W ubiegłym tygodniu informowaliśmy na MamBiznes o danych finansowych firmy Nvidia za drugi kwartał bieżącego roku. Choć podmiot odnotował w nich kolejne wzrosty sprzedaży, informacja ta nie spowodowała podniesienia wartości jego akcji. Być może inwestorzy w swoich działaniach kierowali się wiadomościami dotyczącymi klientów giganta.

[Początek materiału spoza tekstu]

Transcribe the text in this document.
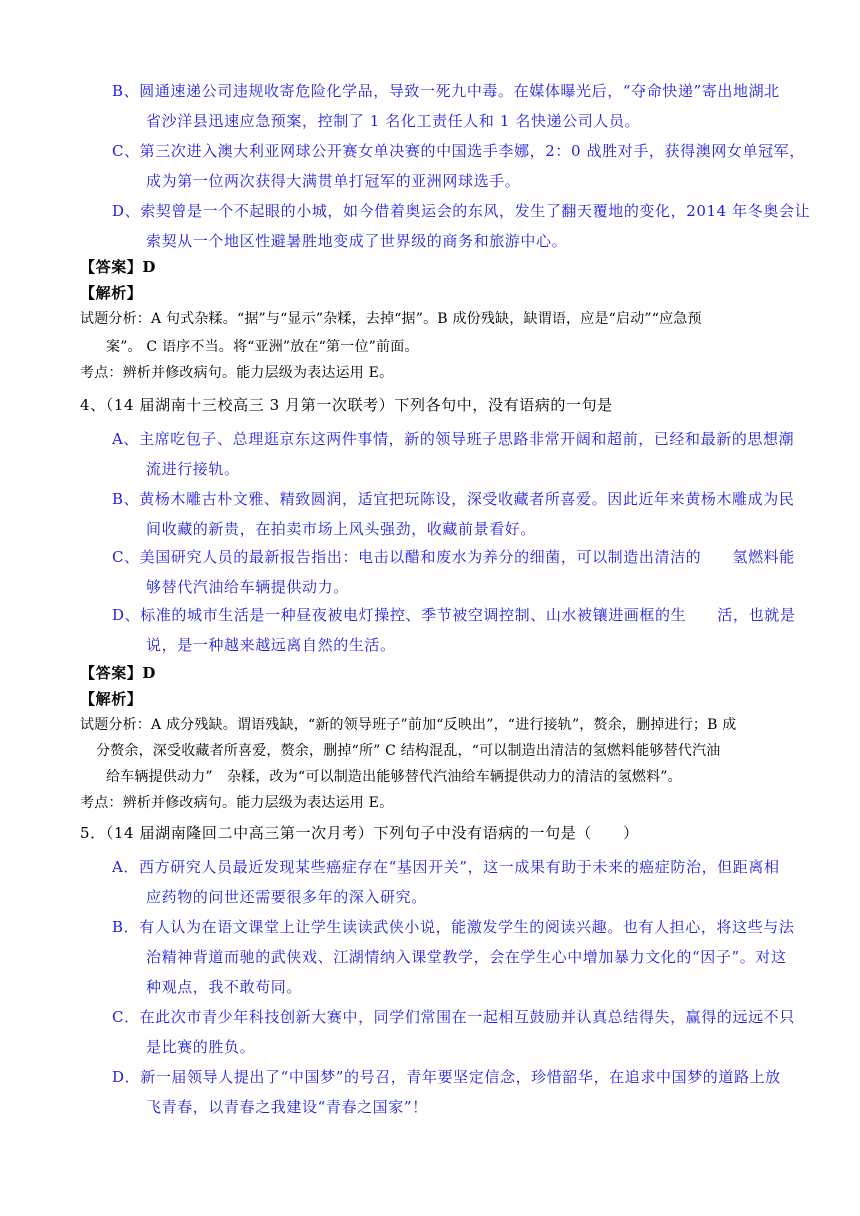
B、圆通速递公司违规收寄危险化学品，导致一死九中毒。在媒体曝光后，“夺命快递”寄出地湖北
省沙洋县迅速应急预案，控制了 1 名化工责任人和 1 名快递公司人员。
C、第三次进入澳大利亚网球公开赛女单决赛的中国选手李娜，2：0 战胜对手，获得澳网女单冠军，
成为第一位两次获得大满贯单打冠军的亚洲网球选手。
D、索契曾是一个不起眼的小城，如今借着奥运会的东风，发生了翻天覆地的变化，2014 年冬奥会让
索契从一个地区性避暑胜地变成了世界级的商务和旅游中心。
【答案】D
【解析】
试题分析：A 句式杂糅。“据”与“显示”杂糅，去掉“据”。B 成份残缺，缺谓语，应是“启动”“应急预
案”。 C 语序不当。将“亚洲”放在“第一位”前面。
考点：辨析并修改病句。能力层级为表达运用 E。
4、（14 届湖南十三校高三 3 月第一次联考）下列各句中，没有语病的一句是
A、主席吃包子、总理逛京东这两件事情，新的领导班子思路非常开阔和超前，已经和最新的思想潮
流进行接轨。
B、黄杨木雕古朴文雅、精致圆润，适宜把玩陈设，深受收藏者所喜爱。因此近年来黄杨木雕成为民
间收藏的新贵，在拍卖市场上风头强劲，收藏前景看好。
C、美国研究人员的最新报告指出：电击以醋和废水为养分的细菌，可以制造出清洁的　　氢燃料能
够替代汽油给车辆提供动力。
D、标准的城市生活是一种昼夜被电灯操控、季节被空调控制、山水被镶进画框的生　　活，也就是
说，是一种越来越远离自然的生活。
【答案】D
【解析】
试题分析：A 成分残缺。谓语残缺，“新的领导班子”前加“反映出”，“进行接轨”，赘余，删掉进行；B 成
分赘余，深受收藏者所喜爱，赘余，删掉“所” C 结构混乱，“可以制造出清洁的氢燃料能够替代汽油
给车辆提供动力”　杂糅，改为“可以制造出能够替代汽油给车辆提供动力的清洁的氢燃料”。
考点：辨析并修改病句。能力层级为表达运用 E。
5．（14 届湖南隆回二中高三第一次月考）下列句子中没有语病的一句是（　　）
A．西方研究人员最近发现某些癌症存在“基因开关”，这一成果有助于未来的癌症防治，但距离相
应药物的问世还需要很多年的深入研究。
B．有人认为在语文课堂上让学生读读武侠小说，能激发学生的阅读兴趣。也有人担心，将这些与法
治精神背道而驰的武侠戏、江湖情纳入课堂教学，会在学生心中增加暴力文化的“因子”。对这
种观点，我不敢苟同。
C．在此次市青少年科技创新大赛中，同学们常围在一起相互鼓励并认真总结得失，赢得的远远不只
是比赛的胜负。
D．新一届领导人提出了“中国梦”的号召，青年要坚定信念，珍惜韶华，在追求中国梦的道路上放
飞青春，以青春之我建设“青春之国家”！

Nvidia i ryzykowna koncentracja
Z raportu Nvidii wynika, że 56 proc. wzrost przychodów w badanym okresie ma swoje źródło w wąskim gronie klientów. Zgodnie z najnowszymi danymi zaledwie dwaj z nich odpowiadali kolejno za 23 i 16 proc. całości przychodów. Nvidia nie ujawnia ich tożsamości. W dokumentach są oni przedstawiani jako „Klient A” i „Klient B”. Czterech innych klientów odpowiadało za 14, 11, kolejne 11 i 10 proc. przychodów w drugim kwartale.
W swoim zgłoszeniu do Komisji Papierów Wartościowych i Giełd firma określa kategorię tych klientów jako „bezpośrednich”. Oznacza to, że są nimi producenci oryginalnego sprzętu (OEM), integratorzy systemów lub dystrybutorzy, którzy kupują swoje układy scalone prosto od firmy Nvidia.
Niezależnie od ich tożsamości koncentracja przychodów w tak małej grupie klientów może stanowić znaczące ryzyko, co zdają się dostrzegać inwestorzy. Z drugiej jednak strony wzrost wydatków tych firm może świadczyć o tym, że są cały czas gotowe na duże inwestycje z wykorzystaniem układów Nvidii.